4. Besonderheit: Schuldenbelastungen
Ratenverpflichtungen für Darlehen, die während der Ehe aufgenommen worden sind, werden beim Ehegattenunterhalt grds. in voller Höhe abgezogen, denn die monatlichen Raten haben in jedem Fall die ehelichen Lebensverhältnisse bestimmt.

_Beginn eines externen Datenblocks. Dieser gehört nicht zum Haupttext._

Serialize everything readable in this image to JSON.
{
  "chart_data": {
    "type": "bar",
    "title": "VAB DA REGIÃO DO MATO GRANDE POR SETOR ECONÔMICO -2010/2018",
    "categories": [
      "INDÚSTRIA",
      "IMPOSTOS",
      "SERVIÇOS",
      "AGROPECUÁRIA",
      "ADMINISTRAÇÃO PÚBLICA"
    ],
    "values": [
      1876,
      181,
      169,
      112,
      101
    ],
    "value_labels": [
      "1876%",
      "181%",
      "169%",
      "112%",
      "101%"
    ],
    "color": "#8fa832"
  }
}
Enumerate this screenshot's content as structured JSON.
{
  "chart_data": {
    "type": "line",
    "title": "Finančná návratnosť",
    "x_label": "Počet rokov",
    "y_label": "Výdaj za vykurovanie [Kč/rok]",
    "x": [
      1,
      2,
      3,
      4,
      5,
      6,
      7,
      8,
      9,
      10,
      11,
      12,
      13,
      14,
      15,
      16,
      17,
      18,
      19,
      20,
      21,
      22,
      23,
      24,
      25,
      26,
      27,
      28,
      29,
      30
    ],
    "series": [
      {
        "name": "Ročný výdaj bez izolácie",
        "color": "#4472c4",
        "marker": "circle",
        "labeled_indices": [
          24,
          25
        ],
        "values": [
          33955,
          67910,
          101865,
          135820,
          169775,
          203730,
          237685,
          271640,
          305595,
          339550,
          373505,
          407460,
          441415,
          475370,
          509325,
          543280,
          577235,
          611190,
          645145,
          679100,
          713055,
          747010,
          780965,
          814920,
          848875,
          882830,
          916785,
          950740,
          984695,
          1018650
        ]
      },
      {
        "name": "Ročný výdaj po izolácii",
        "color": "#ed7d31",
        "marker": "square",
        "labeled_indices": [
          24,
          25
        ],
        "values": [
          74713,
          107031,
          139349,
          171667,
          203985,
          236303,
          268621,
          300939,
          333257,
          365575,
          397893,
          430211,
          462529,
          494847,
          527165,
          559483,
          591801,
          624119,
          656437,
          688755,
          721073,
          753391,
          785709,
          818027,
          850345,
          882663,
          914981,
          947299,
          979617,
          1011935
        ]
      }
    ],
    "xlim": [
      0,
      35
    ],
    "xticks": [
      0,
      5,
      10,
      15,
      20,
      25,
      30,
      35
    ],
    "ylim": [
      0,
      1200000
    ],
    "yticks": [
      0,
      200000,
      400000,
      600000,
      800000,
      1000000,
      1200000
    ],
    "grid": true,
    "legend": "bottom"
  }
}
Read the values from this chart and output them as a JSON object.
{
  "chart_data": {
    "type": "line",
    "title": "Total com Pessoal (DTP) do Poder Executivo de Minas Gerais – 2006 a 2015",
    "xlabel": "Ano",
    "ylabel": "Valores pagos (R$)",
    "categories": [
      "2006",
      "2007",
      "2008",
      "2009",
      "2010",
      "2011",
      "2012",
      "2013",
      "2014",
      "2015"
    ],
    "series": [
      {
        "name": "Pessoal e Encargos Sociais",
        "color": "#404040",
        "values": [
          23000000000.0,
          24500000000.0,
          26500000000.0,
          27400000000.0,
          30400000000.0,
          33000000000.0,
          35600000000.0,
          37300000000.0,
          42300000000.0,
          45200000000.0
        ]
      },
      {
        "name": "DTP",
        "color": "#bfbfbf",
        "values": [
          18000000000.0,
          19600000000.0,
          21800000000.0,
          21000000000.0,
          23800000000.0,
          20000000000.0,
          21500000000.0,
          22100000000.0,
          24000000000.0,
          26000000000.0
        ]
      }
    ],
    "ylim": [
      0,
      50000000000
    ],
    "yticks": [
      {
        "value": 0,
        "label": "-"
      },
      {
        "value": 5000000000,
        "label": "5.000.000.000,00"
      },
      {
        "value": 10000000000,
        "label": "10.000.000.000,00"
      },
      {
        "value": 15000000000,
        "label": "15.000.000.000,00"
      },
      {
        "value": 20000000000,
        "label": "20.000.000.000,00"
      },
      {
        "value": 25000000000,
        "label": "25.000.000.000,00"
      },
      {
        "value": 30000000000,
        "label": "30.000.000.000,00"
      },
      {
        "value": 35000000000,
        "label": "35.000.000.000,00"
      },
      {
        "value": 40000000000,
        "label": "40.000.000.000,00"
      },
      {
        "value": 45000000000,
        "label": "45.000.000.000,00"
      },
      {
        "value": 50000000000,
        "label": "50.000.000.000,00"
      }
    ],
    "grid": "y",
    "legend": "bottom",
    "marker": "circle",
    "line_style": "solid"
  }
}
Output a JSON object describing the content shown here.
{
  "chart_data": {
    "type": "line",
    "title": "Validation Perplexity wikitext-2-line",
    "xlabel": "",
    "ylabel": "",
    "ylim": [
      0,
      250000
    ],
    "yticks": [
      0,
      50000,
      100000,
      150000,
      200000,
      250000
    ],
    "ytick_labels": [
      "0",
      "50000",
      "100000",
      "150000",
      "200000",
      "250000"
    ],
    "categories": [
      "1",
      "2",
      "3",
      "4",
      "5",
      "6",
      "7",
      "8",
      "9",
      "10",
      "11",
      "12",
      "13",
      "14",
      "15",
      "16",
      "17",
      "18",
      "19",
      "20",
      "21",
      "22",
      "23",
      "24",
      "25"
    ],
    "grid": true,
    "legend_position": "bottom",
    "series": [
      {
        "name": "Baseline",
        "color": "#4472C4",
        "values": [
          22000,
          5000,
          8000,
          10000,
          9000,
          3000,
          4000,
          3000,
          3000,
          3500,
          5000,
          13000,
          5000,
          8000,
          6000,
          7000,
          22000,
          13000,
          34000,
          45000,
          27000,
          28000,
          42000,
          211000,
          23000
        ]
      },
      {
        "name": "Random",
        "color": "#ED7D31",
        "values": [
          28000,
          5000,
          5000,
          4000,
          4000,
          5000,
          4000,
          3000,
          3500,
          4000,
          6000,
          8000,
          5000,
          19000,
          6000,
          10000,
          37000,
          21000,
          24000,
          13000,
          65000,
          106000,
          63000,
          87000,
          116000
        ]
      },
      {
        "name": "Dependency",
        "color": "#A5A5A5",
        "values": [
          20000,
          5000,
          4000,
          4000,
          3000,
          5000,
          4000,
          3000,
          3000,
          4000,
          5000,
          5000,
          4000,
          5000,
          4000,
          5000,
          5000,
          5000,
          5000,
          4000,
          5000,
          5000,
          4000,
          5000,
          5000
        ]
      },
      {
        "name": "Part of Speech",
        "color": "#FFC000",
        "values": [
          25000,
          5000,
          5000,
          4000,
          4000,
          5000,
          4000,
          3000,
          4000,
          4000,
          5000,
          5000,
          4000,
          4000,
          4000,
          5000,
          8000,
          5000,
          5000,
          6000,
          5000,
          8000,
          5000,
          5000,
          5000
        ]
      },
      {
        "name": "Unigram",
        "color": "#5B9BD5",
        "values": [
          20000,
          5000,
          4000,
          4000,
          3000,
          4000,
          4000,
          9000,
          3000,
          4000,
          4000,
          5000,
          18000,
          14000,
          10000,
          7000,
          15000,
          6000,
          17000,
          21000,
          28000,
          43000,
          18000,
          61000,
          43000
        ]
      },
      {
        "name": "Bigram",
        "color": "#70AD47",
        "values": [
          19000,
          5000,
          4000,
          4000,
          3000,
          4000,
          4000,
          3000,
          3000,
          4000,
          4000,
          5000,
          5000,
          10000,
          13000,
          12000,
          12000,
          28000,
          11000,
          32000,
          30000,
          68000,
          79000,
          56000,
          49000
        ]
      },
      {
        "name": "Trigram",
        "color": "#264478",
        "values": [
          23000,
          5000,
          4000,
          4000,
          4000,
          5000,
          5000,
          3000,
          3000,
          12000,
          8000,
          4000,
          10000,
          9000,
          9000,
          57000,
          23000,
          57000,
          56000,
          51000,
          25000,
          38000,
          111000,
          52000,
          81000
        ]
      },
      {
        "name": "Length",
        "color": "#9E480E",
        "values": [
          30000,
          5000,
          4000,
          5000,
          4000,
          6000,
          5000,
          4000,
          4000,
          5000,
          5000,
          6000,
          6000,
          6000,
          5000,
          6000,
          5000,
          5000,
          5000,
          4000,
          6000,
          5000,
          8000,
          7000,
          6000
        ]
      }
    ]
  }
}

Dabei ist unerheblich, welcher Ehegatte die Kreditverbindlichkeiten eingegangen ist und wofür das Geld ausgegeben worden ist.
Geht es beim Minderjährigenunterhalt um Ratenverpflichtungen des unterhaltspflichtigen Elternteils, der den Mindestunterhalt nicht leisten kann, so besteht auch dann kein genereller Vorrang des Unterhalts. Allerdings ist der Unterhaltspflichtige gehalten, sich um die Herabsetzung der monatlichen Raten zu bemühen. Fehlen dazu substanziierte Darlegungen, muss er damit rechnen, dass das Gericht fiktiv nur geringere Monatsraten anerkennt. Zudem kann sich in diesem Fall eine Obliegenheit ergeben, über die Restschuldbefreiung der Verbraucherinsolvenz eine Reduzierung der Schuldenbelastungen herbeizuführen (BGH, Beschl. v. 22.5.2019 – XII ZB 613/16, FamRZ 2019, 1415).